Muda a cena. Aquele homem que fora observado é José, ex-marido de Nora há 20 anos. É ele que vai encontrá-la morta em seu apartamento na manhã seguinte. Suicidara-se.

O pano de fundo em que se desenrola a trama é o Pessach, a festa da libertação que dura uma semana e onde é celebrada a fuga do povo judeu que vivia como escravo no Egito. Em hebraico, Pessach significa passagem, ir além.

Nora planejou todos os detalhes de seu desaparecimento. Seu corpo não poderia ser enterrado antes de domingo por conta da tradição religiosa e ainda era sexta-feira.

A espera da chegada do filho, o fato de ter se suicidado e de José ter desrespeitado o rabino lhe oferecendo pizza de linguiça em pleno Pessach, dificultam e adiam ainda mais a possibilidade de enterrá-la.

Enquanto se espera o enterro, segue o preparo do jantar de Pessach, orquestrado por Nora e executado por Fabiana, serviçal da casa desde sempre e católica. As netas, crianças, vão circulando pela casa entre caixão, flores, recordações. Cenas divertidas e insólitas acontecem envolvendo a tradição, os religiosos e seus costumes.

O defunto, coberto de gelo seco dentro da casa resfriada por um enorme ar condicionado, fica por cinco dias aguardando um lugar para ser enterrado. Cinco dias sem Nora viva. Cinco dias com Nora morta.

Belo nome para o filme que vai tratar da presença da ausência. Tendo realizado seu desejo, morrer, a ausência de Nora se presentifica através do corpo inerte. Só nos é mostrado o rosto de Nora morta.

Trata-se de uma história de amor, um amor a três: Nora, José e a morte.

Numa das recordações de José, estão os dois muito jovens na cama após o sexo e ele lhe diz: “não quero que te mates”.

Vamos sabendo, a partir destes flashbacks de José, que ela sempre quis se matar e havia tentado suicídio diversas vezes. Não é surpresa para ninguém que ela tenha tido sucesso desta vez.

José, de sua parte, sempre entendeu que suas tentativas de se matar eram cenas em que se incluía: ‘ela faz isso para me controlar’. “Não faço de propósito”, Nora lhe diz numa outra recordação em que estavam saindo de uma de suas internações.

José se divorciou de Nora depois de 10 anos mas mudou-se para um apartamento em frente ao dela.
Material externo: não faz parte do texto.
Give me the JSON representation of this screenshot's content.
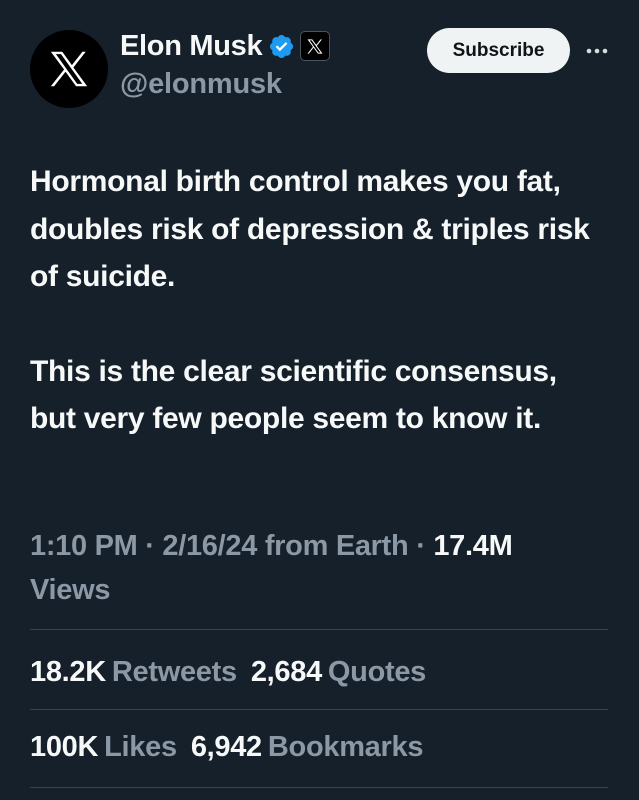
{
  "author": {
    "display_name": "Elon Musk",
    "handle": "@elonmusk",
    "verified_badge_color": "#1d9bf0",
    "avatar_icon": "x-logo-icon"
  },
  "header": {
    "subscribe_label": "Subscribe",
    "more_icon": "more-dots-icon"
  },
  "tweet": {
    "paragraphs": [
      "Hormonal birth control makes you fat, doubles risk of depression & triples risk of suicide.",
      "This is the clear scientific consensus, but very few people seem to know it."
    ]
  },
  "meta": {
    "time": "1:10 PM",
    "separator": " · ",
    "date": "2/16/24",
    "source": "from Earth",
    "views_count": "17.4M",
    "views_label": "Views"
  },
  "stats": {
    "retweets_count": "18.2K",
    "retweets_label": "Retweets",
    "quotes_count": "2,684",
    "quotes_label": "Quotes",
    "likes_count": "100K",
    "likes_label": "Likes",
    "bookmarks_count": "6,942",
    "bookmarks_label": "Bookmarks"
  },
  "colors": {
    "background": "#15202b",
    "text_primary": "#f7f9f9",
    "text_secondary": "#8b98a5",
    "divider": "#38444d"
  }
}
Durante os vinte anos seguintes, cada um com seu binóculo, vigiava o outro… O risco do suicídio, o desejo de morrer desta mulher, o enigma desse desejo que o excluía em seu impossível era o que mantinha José amando Nora.

Mas algo escapou ao controle de Nora…

Aquela foto que por acaso caiu sob a cama é encontrada por José e revela que Nora tivera um amante. E era justamente seu psiquiatra que também estava nesta cena que ela armou para os dias de seu Pessach.
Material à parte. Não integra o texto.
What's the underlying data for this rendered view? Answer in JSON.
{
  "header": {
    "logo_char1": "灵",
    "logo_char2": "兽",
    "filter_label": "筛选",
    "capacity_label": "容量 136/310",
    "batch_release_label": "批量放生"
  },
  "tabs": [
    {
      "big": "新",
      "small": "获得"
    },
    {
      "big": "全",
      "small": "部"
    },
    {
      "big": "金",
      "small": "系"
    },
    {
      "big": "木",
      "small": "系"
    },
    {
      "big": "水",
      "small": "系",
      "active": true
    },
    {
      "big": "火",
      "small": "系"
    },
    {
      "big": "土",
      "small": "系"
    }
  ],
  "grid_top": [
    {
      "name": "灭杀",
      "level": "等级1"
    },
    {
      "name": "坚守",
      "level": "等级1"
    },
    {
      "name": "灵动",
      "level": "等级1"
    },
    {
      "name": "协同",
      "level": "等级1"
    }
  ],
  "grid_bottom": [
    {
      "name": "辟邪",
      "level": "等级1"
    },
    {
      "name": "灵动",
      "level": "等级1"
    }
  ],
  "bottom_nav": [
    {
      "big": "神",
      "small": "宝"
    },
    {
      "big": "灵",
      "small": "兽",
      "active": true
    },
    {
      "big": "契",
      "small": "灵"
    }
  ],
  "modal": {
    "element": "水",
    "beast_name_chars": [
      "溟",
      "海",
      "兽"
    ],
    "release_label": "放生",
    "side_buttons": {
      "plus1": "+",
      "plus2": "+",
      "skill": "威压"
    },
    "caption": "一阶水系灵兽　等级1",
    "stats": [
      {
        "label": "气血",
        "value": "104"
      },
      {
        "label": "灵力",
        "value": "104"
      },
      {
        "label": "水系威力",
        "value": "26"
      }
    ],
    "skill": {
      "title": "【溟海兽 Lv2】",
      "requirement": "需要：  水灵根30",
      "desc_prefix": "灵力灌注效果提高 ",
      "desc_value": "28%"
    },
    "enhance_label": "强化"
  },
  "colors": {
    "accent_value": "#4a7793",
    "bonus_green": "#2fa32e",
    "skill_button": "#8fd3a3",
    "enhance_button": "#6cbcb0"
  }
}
Este segredo de Nora, revelado pela foto, obriga José a se reposicionar na rivalidade com a morte. O rival passou a ser de carne e osso, mostrado em cenas de amor com sua mulher, na praia. Fotos tiradas enquanto eles ainda eram casados.

Isto Nora não calculou, mas é justamente esta revelação que vai humanizar José.

Ateu e desrespeitoso dos costumes judaicos, José finalmente vai procurar um rabino para pedir autorização para enterrar uma “suicida” no túmulo de sua família, resolvendo assim o impasse em que havia metido a família. Quando indagado sobre o que achava do suicídio, o rabino esclarece a José o que ele nunca pudera fazer na sua história com Nora: “O que acontece na cabeça de alguém é um mistério e não se deve julgar”.

A última cena do filme mostra a mesa posta por Nora ocupada por todos os personagens da trama, alegremente comendo e comemorando o Pessach, enquanto o lugar dela permanece vazio mas bem delimitado, na cabeceira da mesa.

É um belo, delicado e divertido filme de amor, esse grande mal-entendido!